Depois de anos de discussão e da falta de previsão legal para emissão, a carta de correção foi regulamentada pela primeira vez por meio do Ajuste SINIEF nº 01/2007, uma vez que na prática já era aplicada em larga escala.

O Estado de São Paulo incluiu a possibilidade de emissão da carta de correção no § 3º, do artigo 183, do Regulamento do ICMS, que assim dispõe:

§ 3º Fica permitida a utilização de carta de correção para a regularização de erro ocorrido na emissão de documento fiscal, desde que, o erro não esteja relacionado com:

I. as variáveis que determinam o valor dos impostos, tais como: base de cálculo, alíquota, diferença de preço, quantidade, valor da operação ou da prestação;

II. a correção de dados cadastrais que implique mudança do remetente ou do destinatário;

III. a data de emissão ou de saída.

Como se percebe, resta evidente que as hipóteses de emissão são taxativas. Ou seja, toda vez que ocorrer umas das previsões do § 3° do art. 183 do RICMS/SP não será possível emitir a carta de correção.

Sobre o formulário para emissão da carta de correção fazemos as seguintes ponderações:

Nota convencional

Não existe um formulário padrão. Cabe ao emitente elaborá-lo, porém, entendemos que é prudente e de bom tom inserir alguns dados básicos, como por exemplo: razão social, endereço completo, nome do emitente, data e sua assinatura, CNPJ, telefone, etc.

NF-e e CC-e

A Carta de correção eletrônica (“CC-e”) tornou-se obrigatória a partir de 01.07.12, conforme art. 38-B da Portaria  nº 162/11. Isto é, até esta data era facultativo o seu uso.

Atualmente, para as empresas que emitem NF-e no Estado de São Paulo, o uso da CC-e é obrigatório.

Em suma: Independente do tipo de formulário (convencional, NF-e, CTRC, CTR-e, etc) aplica-se o disposto no § 3° do art. 183 do RICMS/SP, nas operações que envolvam o ICMS


III – Alguns cuidados e casos práticos


Como a emissão da carta de correção gera muita discussão, abaixo, listarei algumas situações que geram dúvidas, veja:


É possível emitir a carta de correção para corrigir o volume da nota fiscal?
R: Sim, desde que não interfira na quantidade faturada do produto, nem mesmo em algumas das hipóteses prevista no §3° do art. 183, do RICMS/SP.
Ex: É possível alterar o volume de 01 palete para 01 container.

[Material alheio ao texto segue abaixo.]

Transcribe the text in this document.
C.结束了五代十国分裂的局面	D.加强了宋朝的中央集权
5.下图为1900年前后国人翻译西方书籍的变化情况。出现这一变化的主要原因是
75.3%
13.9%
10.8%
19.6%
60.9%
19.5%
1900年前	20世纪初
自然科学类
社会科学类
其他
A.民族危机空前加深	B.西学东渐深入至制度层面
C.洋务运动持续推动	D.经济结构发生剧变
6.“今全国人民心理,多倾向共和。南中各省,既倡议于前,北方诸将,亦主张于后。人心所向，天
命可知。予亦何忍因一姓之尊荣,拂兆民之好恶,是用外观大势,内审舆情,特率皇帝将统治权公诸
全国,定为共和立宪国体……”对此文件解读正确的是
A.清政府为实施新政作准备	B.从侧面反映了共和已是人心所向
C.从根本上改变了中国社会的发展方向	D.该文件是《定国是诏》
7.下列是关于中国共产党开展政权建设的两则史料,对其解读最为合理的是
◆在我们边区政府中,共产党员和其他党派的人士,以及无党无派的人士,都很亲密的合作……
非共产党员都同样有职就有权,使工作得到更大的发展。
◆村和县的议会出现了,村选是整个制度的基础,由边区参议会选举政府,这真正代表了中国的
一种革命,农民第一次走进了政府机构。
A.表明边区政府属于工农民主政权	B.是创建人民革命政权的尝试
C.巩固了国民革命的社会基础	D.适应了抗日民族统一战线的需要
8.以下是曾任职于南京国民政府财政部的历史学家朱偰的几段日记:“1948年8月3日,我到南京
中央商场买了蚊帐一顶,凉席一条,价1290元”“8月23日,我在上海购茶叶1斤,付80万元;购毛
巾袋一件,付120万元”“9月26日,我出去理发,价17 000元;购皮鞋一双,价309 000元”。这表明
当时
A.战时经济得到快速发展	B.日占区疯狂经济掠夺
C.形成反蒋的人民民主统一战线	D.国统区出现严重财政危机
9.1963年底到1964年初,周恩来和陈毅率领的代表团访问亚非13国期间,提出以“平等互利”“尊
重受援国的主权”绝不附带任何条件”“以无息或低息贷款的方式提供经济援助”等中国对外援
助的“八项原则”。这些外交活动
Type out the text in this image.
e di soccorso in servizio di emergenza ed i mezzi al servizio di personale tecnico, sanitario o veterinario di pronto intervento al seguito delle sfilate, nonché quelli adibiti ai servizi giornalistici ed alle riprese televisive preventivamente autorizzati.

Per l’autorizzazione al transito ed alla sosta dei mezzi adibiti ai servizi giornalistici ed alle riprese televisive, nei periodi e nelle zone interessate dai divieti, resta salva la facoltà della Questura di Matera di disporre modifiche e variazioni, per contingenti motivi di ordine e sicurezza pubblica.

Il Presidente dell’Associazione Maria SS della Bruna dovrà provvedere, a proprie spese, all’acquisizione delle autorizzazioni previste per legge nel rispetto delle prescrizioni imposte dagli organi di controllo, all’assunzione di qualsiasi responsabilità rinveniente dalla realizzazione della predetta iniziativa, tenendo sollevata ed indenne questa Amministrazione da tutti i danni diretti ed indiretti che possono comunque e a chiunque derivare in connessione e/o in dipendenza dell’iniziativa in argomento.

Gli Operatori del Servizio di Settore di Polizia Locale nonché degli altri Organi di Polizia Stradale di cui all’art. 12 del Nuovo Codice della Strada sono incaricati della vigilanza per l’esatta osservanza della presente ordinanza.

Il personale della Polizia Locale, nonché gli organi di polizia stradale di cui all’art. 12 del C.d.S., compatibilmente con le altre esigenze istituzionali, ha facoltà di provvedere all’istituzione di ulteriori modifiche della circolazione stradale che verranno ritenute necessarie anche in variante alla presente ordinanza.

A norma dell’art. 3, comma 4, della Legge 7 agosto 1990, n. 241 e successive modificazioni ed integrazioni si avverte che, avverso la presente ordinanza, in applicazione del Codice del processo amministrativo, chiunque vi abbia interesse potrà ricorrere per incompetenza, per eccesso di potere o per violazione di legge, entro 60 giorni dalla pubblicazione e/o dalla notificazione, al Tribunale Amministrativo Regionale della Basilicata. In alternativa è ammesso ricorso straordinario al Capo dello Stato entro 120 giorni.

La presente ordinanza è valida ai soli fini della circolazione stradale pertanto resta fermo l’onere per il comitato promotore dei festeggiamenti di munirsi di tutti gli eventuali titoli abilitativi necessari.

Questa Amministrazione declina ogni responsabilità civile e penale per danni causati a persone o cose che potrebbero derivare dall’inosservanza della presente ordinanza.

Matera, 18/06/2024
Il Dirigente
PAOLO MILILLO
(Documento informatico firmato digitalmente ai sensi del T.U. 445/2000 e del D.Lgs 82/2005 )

É possível emitir a carta de correção para inserir ou alterar os dados adicionais da nota fiscal, como por exemplo, pedido do cliente, transportadora para redespacho e nome do vendedor?
R: Sim. O emitente da nota fiscal pode corrigir esses dados simples. É possível ainda trocar o fundamento legal mencionado indevidamente na nf, se for o caso.

A nota fiscal ainda está no estabelecimento do emitente. É possível emitir a carta de correção ou a cancelo e refaço-a com os dados corretos?
R: Não resta a menor dúvida de que é prudente refazer a nota fiscal, ou seja, não é plausível emitir carta de correção neste caso. Importante ressaltar ainda que, a nota fiscal não pode estar rasurada para efetuar o cancelamento.

É possível emitir carta de correção para corrigir o valor da nota fiscal?
Exemplo: Alterar o valor unitário de R$ 1,50 para R$ 1,00.
R: Não é possível. Existe expressa vedação legal para alterar o valor unitário, de acordo com o inciso I, §3º, do art. 183, do RICMS/SP.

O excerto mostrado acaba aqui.